No século XIX, o pensador francês Émile Durkheim, considerado o fundador da sociologia,
observou que a mortalidade por suicídio era maior em sociedades com laços sociais mais frágeis. A microanálise do contexto atual mostra o mesmo: quanto menos laços sociais fortes uma pessoa tem maior o risco de ela tentar o suicídio. Assim, o isolamento social se torna um dos principais fatores de risco para o suicídio, potencializado pela pandemia do novo coronavírus. E esse fator revela uma característica da natureza humana: somos seres sociais. A evolução humana foi construída em conjunto com outros seres humanos ou, em outras palavras, em colaboração com outros seres humanos. O biólogo chileno Humberto Maturana
aponta a cooperação como um fator determinante da filogenia da espécie humana. Os seres humanos dependem uns dos outros para encontrar prazer e sentido na vida.

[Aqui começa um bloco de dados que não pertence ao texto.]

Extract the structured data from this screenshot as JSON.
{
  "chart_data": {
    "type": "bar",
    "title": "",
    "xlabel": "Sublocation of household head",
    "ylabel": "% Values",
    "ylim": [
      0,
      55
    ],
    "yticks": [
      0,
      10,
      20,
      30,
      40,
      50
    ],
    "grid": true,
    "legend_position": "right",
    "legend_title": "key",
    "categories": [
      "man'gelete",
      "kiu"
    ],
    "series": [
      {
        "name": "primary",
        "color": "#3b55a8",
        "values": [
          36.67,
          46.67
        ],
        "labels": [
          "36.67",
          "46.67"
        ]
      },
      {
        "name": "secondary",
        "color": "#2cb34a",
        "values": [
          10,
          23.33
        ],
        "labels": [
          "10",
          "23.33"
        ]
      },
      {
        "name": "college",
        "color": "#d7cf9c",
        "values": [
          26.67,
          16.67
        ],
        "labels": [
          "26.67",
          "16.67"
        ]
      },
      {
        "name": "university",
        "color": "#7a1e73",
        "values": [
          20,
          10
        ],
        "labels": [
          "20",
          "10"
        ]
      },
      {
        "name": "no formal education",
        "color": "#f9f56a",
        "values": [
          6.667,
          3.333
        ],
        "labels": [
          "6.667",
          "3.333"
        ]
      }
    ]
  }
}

A filósofa italiana Chiara Lubich, fundadora do grupo católico Movimento dos Focolares,
presenteou a humanidade com um conceito belíssimo: o dom. No pensamento dela, o dom é a
dádiva natural do ser humano, a capacidade que todos têm de contribuir com a vida de uma
outra pessoa. Seja na pobreza ou na riqueza material, sempre temos a capacidade de oferecer
algo ao outro. Podemos ser dom para outro, ou seja, enriquecer a sua vida de prazer e sentido.
A capacidade humana de ser dom para outros seres humanos fortalece os seus laços sociais,
que aparecem aqui como um fundamento da natureza humana. Como dito anteriormente,
somos seres sociais.

Um forte fator protetivo para a prevenção do suicídio, apresentado pela ABP, é a autoestima
alta. O conceito de autoestima se refere, em resumo, às conclusões que uma pessoa chega
sobre a própria identidade, ou seja, se é bonita ou feia, inteligente ou burra, esforçada ou
preguiçosa, capaz ou incapaz, boa ou ruim, interessante ou sem sal. Essas conclusões afetam
a forma como a pessoa se posiciona no mundo. Penso que compreender que somos seres
sociais e que podemos sempre ser dom para os outros pode ser um forte antídoto para a
autoestima baixa e, assim, para a vulnerabilidade ao suicídio.

Rodrigo Tavares Mendonça é psicólogo e especialista em psicoterapia de família e casal.